Getting back on track financially should be at the top of everyone’s New Year’s Resolutions. Financial stability arguably should come before everything else, even losing weight. Without healthy and stable credit, your 2020 vision will be unbalanced.
Don’t exercise your grace period; make sure you pay everything on time.
During a grace period, you’re typically not being penalized for missing your due date. If it’s a credit card payment, you’re not accruing interest or being assigned a late fee. The creditor is giving you — as the name implies — “grace” so you can have extra time to gather funds for the payment. A grace period can last anywhere from a few days to a few weeks, depending on the type of debt and creditor.

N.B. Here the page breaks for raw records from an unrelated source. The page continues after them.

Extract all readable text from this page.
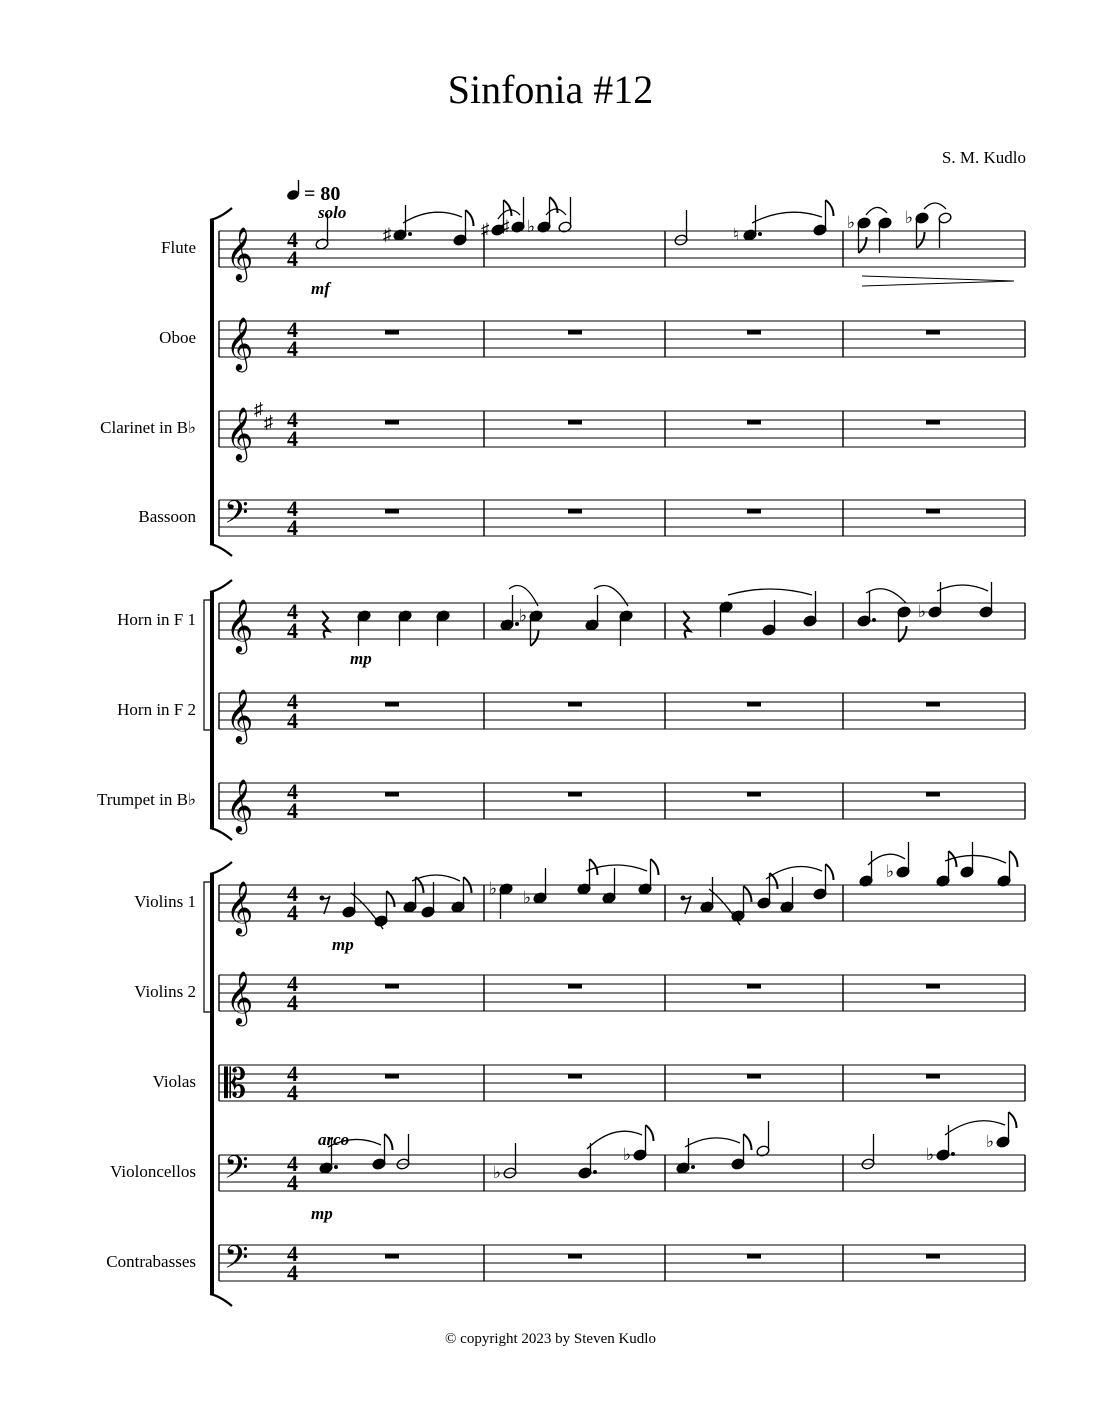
Sinfonia #12
S. M. Kudlo
= 80
𝄞 4
4
𝄞 4
4
𝄞 ♯
♯ 4
4
𝄢 4
4
𝄞 4
4
𝄞 4
4
𝄞 4
4
𝄞 4
4
𝄞 4
4
𝄡 4
4
𝄢 4
4
𝄢 4
4
Flute
Oboe
Clarinet in B♭
Bassoon
Horn in F 1
Horn in F 2
Trumpet in B♭
Violins 1
Violins 2
Violas
Violoncellos
Contrabasses
solo
mf
mp
mp
arco
mp
♯	♯ ♯ ♭	♮
♭	♭
♭	♭
♭ ♭
♭
♭
♭	♭
♭
© copyright 2023 by Steven Kudlo
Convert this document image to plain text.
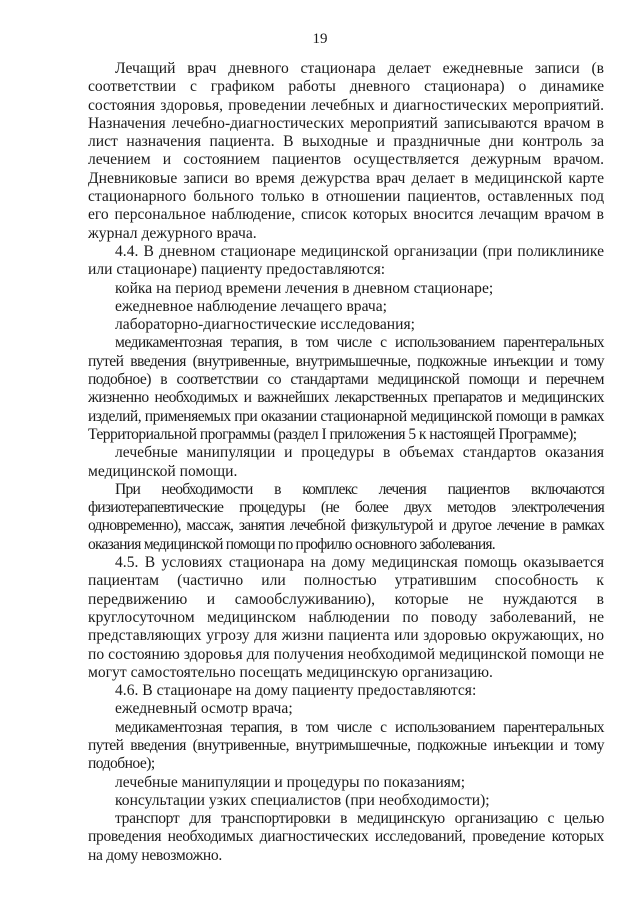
19

Лечащий врач дневного стационара делает ежедневные записи (в соответствии с графиком работы дневного стационара) о динамике состояния здоровья, проведении лечебных и диагностических мероприятий. Назначения лечебно-диагностических мероприятий записываются врачом в лист назначения пациента. В выходные и праздничные дни контроль за лечением и состоянием пациентов осуществляется дежурным врачом. Дневниковые записи во время дежурства врач делает в медицинской карте стационарного больного только в отношении пациентов, оставленных под его персональное наблюдение, список которых вносится лечащим врачом в журнал дежурного врача.

4.4. В дневном стационаре медицинской организации (при поликлинике или стационаре) пациенту предоставляются:

койка на период времени лечения в дневном стационаре;

ежедневное наблюдение лечащего врача;

лабораторно-диагностические исследования;

медикаментозная терапия, в том числе с использованием парентеральных путей введения (внутривенные, внутримышечные, подкожные инъекции и тому подобное) в соответствии со стандартами медицинской помощи и перечнем жизненно необходимых и важнейших лекарственных препаратов и медицинских изделий, применяемых при оказании стационарной медицинской помощи в рамках Территориальной программы (раздел I приложения 5 к настоящей Программе);

лечебные манипуляции и процедуры в объемах стандартов оказания медицинской помощи.

При необходимости в комплекс лечения пациентов включаются физиотерапевтические процедуры (не более двух методов электролечения одновременно), массаж, занятия лечебной физкультурой и другое лечение в рамках оказания медицинской помощи по профилю основного заболевания.

4.5. В условиях стационара на дому медицинская помощь оказывается пациентам (частично или полностью утратившим способность к передвижению и самообслуживанию), которые не нуждаются в круглосуточном медицинском наблюдении по поводу заболеваний, не представляющих угрозу для жизни пациента или здоровью окружающих, но по состоянию здоровья для получения необходимой медицинской помощи не могут самостоятельно посещать медицинскую организацию.

4.6. В стационаре на дому пациенту предоставляются:

ежедневный осмотр врача;

медикаментозная терапия, в том числе с использованием парентеральных путей введения (внутривенные, внутримышечные, подкожные инъекции и тому подобное);

лечебные манипуляции и процедуры по показаниям;

консультации узких специалистов (при необходимости);

транспорт для транспортировки в медицинскую организацию с целью проведения необходимых диагностических исследований, проведение которых на дому невозможно.
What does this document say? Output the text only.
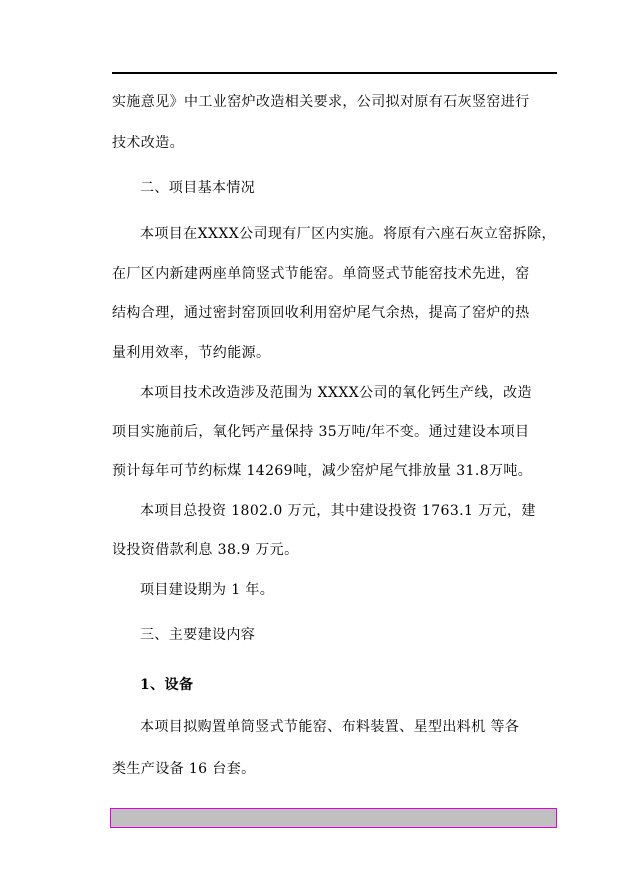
实施意见》中工业窑炉改造相关要求，公司拟对原有石灰竖窑进行
技术改造。
二、项目基本情况
本项目在XXXX公司现有厂区内实施。将原有六座石灰立窑拆除，
在厂区内新建两座单筒竖式节能窑。单筒竖式节能窑技术先进，窑
结构合理，通过密封窑顶回收利用窑炉尾气余热，提高了窑炉的热
量利用效率，节约能源。
本项目技术改造涉及范围为 XXXX公司的氧化钙生产线，改造
项目实施前后，氧化钙产量保持 35万吨/年不变。通过建设本项目
预计每年可节约标煤 14269吨，减少窑炉尾气排放量 31.8万吨。
本项目总投资 1802.0 万元，其中建设投资 1763.1 万元，建
设投资借款利息 38.9 万元。
项目建设期为 1 年。
三、主要建设内容
1、设备
本项目拟购置单筒竖式节能窑、布料装置、星型出料机 等各
类生产设备 16 台套。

But be warned. There is no mercy following this grace. You’ll be slapped with late fees and a negative credit report if you fail to pay before the period expires. In 2020, make it a point to pay your bills by the due date
Why? Because life happens, including unexpected medical bills, payments for sudden school trips the kids forgot to mention, car repairs, and the list goes on and on. If you’re accustomed to relying on the grace period, you’ll be in a merciless predicament if you ever truly need the extra days
Keep your credit card balances low
The magic number is 10 percent of your available credit limit. The algorithms used to create your credit score reward you for showing restraint. The credit bureaus view it as a sign of maturity to have access to credit, but not use it.
To keep your balances low, we recommend getting in the habit of paying your balances down every month. It may require a new mindset for 2020: Use credit only when you are certain the item will be paid off before the bill is due
Avoid closing all of your credit cards
We get it; you want a fresh start and cutting up the cards feels satisfying, but it can create damages later. Notice in our previous New Year’s credit resolution, you are rewarded for showing restraint. Having access to credit and not using it shows mature restraint. However, if you close your card, there’s no proof of restraint. In mathematical terms, closing credit cards hurts your credit utilization ratio.
Also, if you close the wrong credit card after it is paid off, you could inadvertently be shortening your overall credit history. For you, that card’s history is probably a painful reminder of your struggle to finally break free from the high interest debt. For credit bureaus however, your credit history depicts maturity. Length of credit history accounts for 15 percent of your credit score, according to a Bankrate.com article on how credit score is measured.
Stop allowing multiple credit inquiries
The average inquiry takes away one to three points from your overall credit score. Viewing your own score is referred to as a soft inquiry, and it doesn’t hurt. A hard inquiry is when a potential creditor is taking a serious look at whether to offer you credit for a purchase; they’ll charge you a few credit points for that inquiry. Looking for new credit can translate to a higher risk.
The timing of those inquiries matters, too. You are viewed as a risk if you open several credit accounts all at once.
Pay your medical bills
There’s a dangerous myth circulating that medical bills won’t count against your credit score. (See New Year’s resolution No. 1 about “no mercy”). To be sure, hospitals and doctors are not reporting delinquent patients to the credit bureaus. Instead, they will turn your unpaid accounts over to a collection agency who will report the debt.
It is true that in some newer credit score calculations, medical debt carries less weight. However, some mortgage lenders may still use older versions of credit scores where medical debt is viewed just like any other unpaid account. It’s best to stay on the safe side and pay your medical bills. It can be a challenge because medical costs are going up and insurers are notorious for denying claims. You might have bills from several different office visits, with different physicians. Always follow up with your doctor’s office and insurer to verify if you have a balance. If you don’t, you might get an unfortunate surprise to your credit score.